Bauers Depeschen


Freitag, 06. April 2018, 1926. Depesche



FLANEURSALON IN CANNSTATT:

ES GIBT NOCH KARTEN

Einen der wenigen FLANEURSALON-Abende in diesem Jahr machen wir am Donnerstag, 19. April, in Cannstatt - in erlesener Besetzung im schönen Saal des Stuttgarter Stadtarchivs, neben der Kulturinsel. Die Sängerin Marie Louise ist mit ihrem Gitarristen Zura Dzagnidze bei uns, der junge syrische Sänger/Gitarrist Mazen R Mohsen tritt auf, Loisach Marci muss wieder ran - und Timo Brunke führt durch den Abend. Meine Stuttgarter Lieder- und Geschichtenshow ist offiziell im Beiprogramm der Stadtarchiv-Ausstellung "Kessel unter Druck - Protest in Stuttgart 1945 - 1989". Und womöglich hab ich zu diesem Thema nebenbei auch ein paar Sätze im Kessel. Das Stadtarchiv ist ohnehin einen Besuch wert: Man nennt es das "Gedächtnis der Stadt". Es gibt noch Karten. Hier der Klick zum Vorverkauf: RESERVIX

 

HEUTE STRASSENAKTION: JOURNALISTENSTREIK

An diesem Freitag, 6. April, findet auf der Königstraße am Schlossplatz eine Aktion zum Streik der ZeitungsjournalistInnen statt - 11 Uhr bis 13 Uhr. Musik machen Anja Binders neue Band my COopers tApe und Toba Borke & Pheel. Es sprechen der Betriebsseelsorger Guido Lorenz, der DGB-Landesvorsitzende Martin Kunzmann und der Porsche-Betriebsratsvorsitzender Uwe Hück. Unsereins gibt den Ansager.



Hört die Signale!

MUSIK ZUM TAG



Die aktuelle StN-Kolumne:

KESSELKULTURWACHE

Heute spaziere ich in die ersten Mückenschwärme des Frühlings und in die dunklen Wolken der Zukunft hinein. Am 28. Mai 2019 finden Kommunalwahlen statt, und der Wahlkampf läuft schon auf Hochtouren, weil die meisten Parteien auch ohne Wahltermin Politik nur noch mit Blick auf Wählerstimmen inszenieren. Diese Bauernfängerei nennt man heute Marketingpolitik oder Politikmarketing. Früher hieß das Propaganda.

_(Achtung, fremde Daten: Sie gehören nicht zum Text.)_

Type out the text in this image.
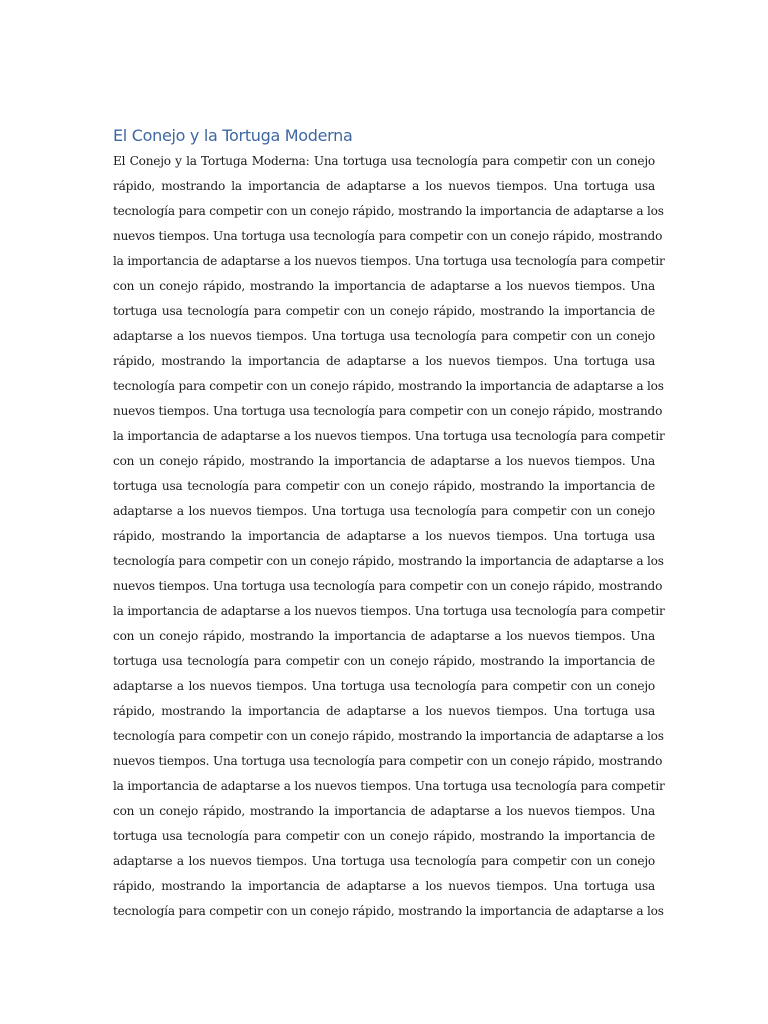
El Conejo y la Tortuga Moderna
El Conejo y la Tortuga Moderna: Una tortuga usa tecnología para competir con un conejo
rápido, mostrando la importancia de adaptarse a los nuevos tiempos. Una tortuga usa
tecnología para competir con un conejo rápido, mostrando la importancia de adaptarse a los
nuevos tiempos. Una tortuga usa tecnología para competir con un conejo rápido, mostrando
la importancia de adaptarse a los nuevos tiempos. Una tortuga usa tecnología para competir
con un conejo rápido, mostrando la importancia de adaptarse a los nuevos tiempos. Una
tortuga usa tecnología para competir con un conejo rápido, mostrando la importancia de
adaptarse a los nuevos tiempos. Una tortuga usa tecnología para competir con un conejo
rápido, mostrando la importancia de adaptarse a los nuevos tiempos. Una tortuga usa
tecnología para competir con un conejo rápido, mostrando la importancia de adaptarse a los
nuevos tiempos. Una tortuga usa tecnología para competir con un conejo rápido, mostrando
la importancia de adaptarse a los nuevos tiempos. Una tortuga usa tecnología para competir
con un conejo rápido, mostrando la importancia de adaptarse a los nuevos tiempos. Una
tortuga usa tecnología para competir con un conejo rápido, mostrando la importancia de
adaptarse a los nuevos tiempos. Una tortuga usa tecnología para competir con un conejo
rápido, mostrando la importancia de adaptarse a los nuevos tiempos. Una tortuga usa
tecnología para competir con un conejo rápido, mostrando la importancia de adaptarse a los
nuevos tiempos. Una tortuga usa tecnología para competir con un conejo rápido, mostrando
la importancia de adaptarse a los nuevos tiempos. Una tortuga usa tecnología para competir
con un conejo rápido, mostrando la importancia de adaptarse a los nuevos tiempos. Una
tortuga usa tecnología para competir con un conejo rápido, mostrando la importancia de
adaptarse a los nuevos tiempos. Una tortuga usa tecnología para competir con un conejo
rápido, mostrando la importancia de adaptarse a los nuevos tiempos. Una tortuga usa
tecnología para competir con un conejo rápido, mostrando la importancia de adaptarse a los
nuevos tiempos. Una tortuga usa tecnología para competir con un conejo rápido, mostrando
la importancia de adaptarse a los nuevos tiempos. Una tortuga usa tecnología para competir
con un conejo rápido, mostrando la importancia de adaptarse a los nuevos tiempos. Una
tortuga usa tecnología para competir con un conejo rápido, mostrando la importancia de
adaptarse a los nuevos tiempos. Una tortuga usa tecnología para competir con un conejo
rápido, mostrando la importancia de adaptarse a los nuevos tiempos. Una tortuga usa
tecnología para competir con un conejo rápido, mostrando la importancia de adaptarse a los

Wann unsere ehrenwerten Kandidatinnen und Kandidaten offiziell in den Ring um Stimmen steigen werden, weiß ich nicht. Vermutlich warten sie erst noch das Ende der politischen Unruhen bei der Fußball-WM vom 14. Juni bis zum 15. Juli im schönen Russland abwarten, um mit ihrem Provinzkram nicht zwischen Messi und Merkel, Boateng und Putin ins Abseits zu geraten. Mittendrin im russischen Roulette sitzt garantiert auch unser Finanzmittelsmann Gerhard „Gas-Gerd“ Schröder, während Trump bei der WM nicht dabei ist, weil der US-Fußball nach dem Rauswurf unseres schwäbischen Bäckerburschen Jürgen Klinsmann als Trainer auch nicht mehr das ist, was er eh nie war. Im langen Schatten des Soccer-Spektakels kann Donald dann relativ unbeachtet in die noch nicht eroberten Strafräume dieser Welt eindringen.

Wir in unserem Kessel müssen angesichts der bevorstehenden Kommunalwahlen unterdessen das Schlimmste verhindern. Anders als auf Bundesebene verfügen wir in unserer kleinen Gemeinde über kein Heimatministerium, das Bayerns hängender Rechtsaußen Seehofer neulich versehentlich „Heimatmuseum“ genannt und ist damit der Wahrheit sehr nahegekommen: Er selbst ist ein folkloristisches Exponat mit reichlich politischer Patina. Bekanntlich wurde sein Berliner Heimatmuseum mit dem Ministerium für Inneres verbandelt, damit die CDU/CSU auch die Kontrolle über die Polizei hat. Die Bundeswehr steht schon länger unter dem Kommando von Flinten-Uschi, sodass alle militärischen Kräfte in einer Hand sind.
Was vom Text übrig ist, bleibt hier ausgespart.